Avec le zénith de Practicing Death derrière nous, le reste de l’album s’avère être beaucoup plus un mélange, parfois avec des rendements décroissants. Galeb Shashkov est de retour pour offrir une performance beaucoup plus assurée sur « Posthuman ». Tandis que « Darkhuman » et « DeadHuman », bien qu’un peu efficaces par endroits, commencent à redescendre sur un terrain déjà couvert, surtout ce dernier. L’effet de guitare de Mikalchenko sur le refrain de « DeadHuman » est mal jugé et frise le gadget, nous éloignant de l’environnement arctique que nous occupions auparavant.

Un dernier petit morceau de critique doit être réservé à la batterie : Il n’y a pas de batteur au générique, donc ils semblent programmés, alors que le ton et le placement sont à la hauteur de l’argent et du punch, il semble que les mêmes schémas réapparaissent sur le disque, ce qui donne un sentiment (peut-être injuste) de familiarité. Peut-être que cela fait partie de la vision de Dan, qui veut une sorte de froideur mécanique de la section rythmique, mais cela entraîne un certain décalage de la seconde moitié du disque. 
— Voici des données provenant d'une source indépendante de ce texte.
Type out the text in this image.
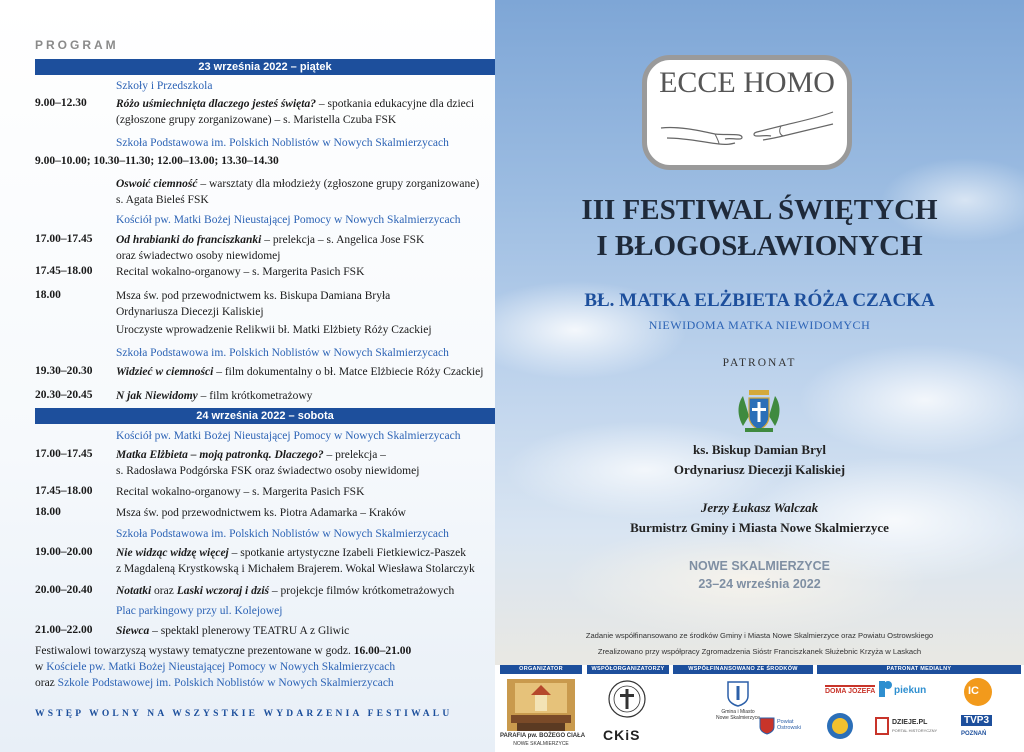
PROGRAM
23 września 2022 – piątek
Szkoły i Przedszkola
9.00–12.30	Różo uśmiechnięta dlaczego jesteś święta? – spotkania edukacyjne dla dzieci
(zgłoszone grupy zorganizowane) – s. Maristella Czuba FSK
Szkoła Podstawowa im. Polskich Noblistów w Nowych Skalmierzycach
9.00–10.00; 10.30–11.30; 12.00–13.00; 13.30–14.30
Oswoić ciemność – warsztaty dla młodzieży (zgłoszone grupy zorganizowane)
s. Agata Bieleś FSK
Kościół pw. Matki Bożej Nieustającej Pomocy w Nowych Skalmierzycach
17.00–17.45 Od hrabianki do franciszkanki – prelekcja – s. Angelica Jose FSK
oraz świadectwo osoby niewidomej
17.45–18.00 Recital wokalno-organowy – s. Margerita Pasich FSK
18.00	Msza św. pod przewodnictwem ks. Biskupa Damiana Bryła
Ordynariusza Diecezji Kaliskiej
Uroczyste wprowadzenie Relikwii bł. Matki Elżbiety Róży Czackiej
Szkoła Podstawowa im. Polskich Noblistów w Nowych Skalmierzycach
19.30–20.30 Widzieć w ciemności – film dokumentalny o bł. Matce Elżbiecie Róży Czackiej
20.30–20.45 N jak Niewidomy – film krótkometrażowy
24 września 2022 – sobota
Kościół pw. Matki Bożej Nieustającej Pomocy w Nowych Skalmierzycach
17.00–17.45 Matka Elżbieta – moją patronką. Dlaczego? – prelekcja –
s. Radosława Podgórska FSK oraz świadectwo osoby niewidomej
17.45–18.00 Recital wokalno-organowy – s. Margerita Pasich FSK
18.00	Msza św. pod przewodnictwem ks. Piotra Adamarka – Kraków
Szkoła Podstawowa im. Polskich Noblistów w Nowych Skalmierzycach
19.00–20.00 Nie widząc widzę więcej – spotkanie artystyczne Izabeli Fietkiewicz-Paszek
z Magdaleną Krystkowską i Michałem Brajerem. Wokal Wiesława Stolarczyk
20.00–20.40 Notatki oraz Laski wczoraj i dziś – projekcje filmów krótkometrażowych
Plac parkingowy przy ul. Kolejowej
21.00–22.00 Siewca – spektakl plenerowy TEATRU A z Gliwic
Festiwalowi towarzyszą wystawy tematyczne prezentowane w godz. 16.00–21.00
w Kościele pw. Matki Bożej Nieustającej Pomocy w Nowych Skalmierzycach
oraz Szkole Podstawowej im. Polskich Noblistów w Nowych Skalmierzycach
WSTĘP WOLNY NA WSZYSTKIE WYDARZENIA FESTIWALU
ECCE HOMO
III FESTIWAL ŚWIĘTYCH
I BŁOGOSŁAWIONYCH
BŁ. MATKA ELŻBIETA RÓŻA CZACKA
NIEWIDOMA MATKA NIEWIDOMYCH
PATRONAT
ks. Biskup Damian Bryl
Ordynariusz Diecezji Kaliskiej
Jerzy Łukasz Walczak
Burmistrz Gminy i Miasta Nowe Skalmierzyce
NOWE SKALMIERZYCE
23–24 września 2022
Zadanie współfinansowano ze środków Gminy i Miasta Nowe Skalmierzyce oraz Powiatu Ostrowskiego
Zrealizowano przy współpracy Zgromadzenia Sióstr Franciszkanek Służebnic Krzyża w Laskach
ORGANIZATOR	WSPÓŁORGANIZATORZY	WSPÓŁFINANSOWANO ZE ŚRODKÓW	PATRONAT MEDIALNY
PARAFIA pw. BOŻEGO CIAŁA
NOWE SKALMIERZYCE
CKiS
Gmina i Miasto
Nowe Skalmierzyce
Powiat
Ostrowski
DOMA JÓZEFA piekun	IC
DZIEJE.PL
PORTAL HISTORYCZNY
TVP3
POZNAŃ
Dan Mikalchenko est un musicien fantastique et Raljarn est un combo intriguant : Sur le plan sonore et conceptuel, il a une vision incroyablement claire du projet et a ainsi livré un disque qui doit être jugé à l’aune des normes élevées qu’il a lui-même fixées.On ne peut que vous inviter à garder Raljarn sur votre radar ; Practicing Death est une base très solide, mais pour l’instant, ça n’est que cela et on peut qu’espérer que le meilleur de Raljarn est encore à venir. 

***1/2


Alkerdeel: « Slonk »

14 février 2021

Il y a quelques mois, le combo belge Briqueville avait sorti un brillant disque, Quelle un opus qui explorait la vacette doom des choses. Aujourdhui, d’Outre-Quiévrain agalement, Alkerdeel nous présente, avec leur disque Slonk,du doomy black metal de la même engeance.

En écoutant Slonk, on remarque clairement à quel point le groupe plonge tête baissée dans des « symphonies » de type ouragan et à quel point il réfléchit à ses chansons. Cela devient évident lorsque vous regardez la durée des quatre morceaux et chaque composition est exactement aussi longue qu’elle doit l’être, ce qui signifie que nous ne pouvons pas parler de doom metal ou de black metal seuls mais d’un mélange des deux. 

Les chansons sont souvent centrées sur une combinaison intéressante de riffs rapides qui sont à la fois durs et ouverts, mais être un simple groupe de black metal n’est pas suffisant pour le quatuor de Gand, qui évolue de plus en plus vers un son de type nouveau Seattle, ile label Sub Pop et les groupes qui l’entourent et qui ont dominé la scène hard rock à la fin des années 80 et au début des années 90, Gand semble être l’endroit où il faut être pour tout ce qui se situe entre le drone ambiant et le black metal ; et Alkerdeel est une partie importante de cette scène depuis plus de 15 ans maintenant.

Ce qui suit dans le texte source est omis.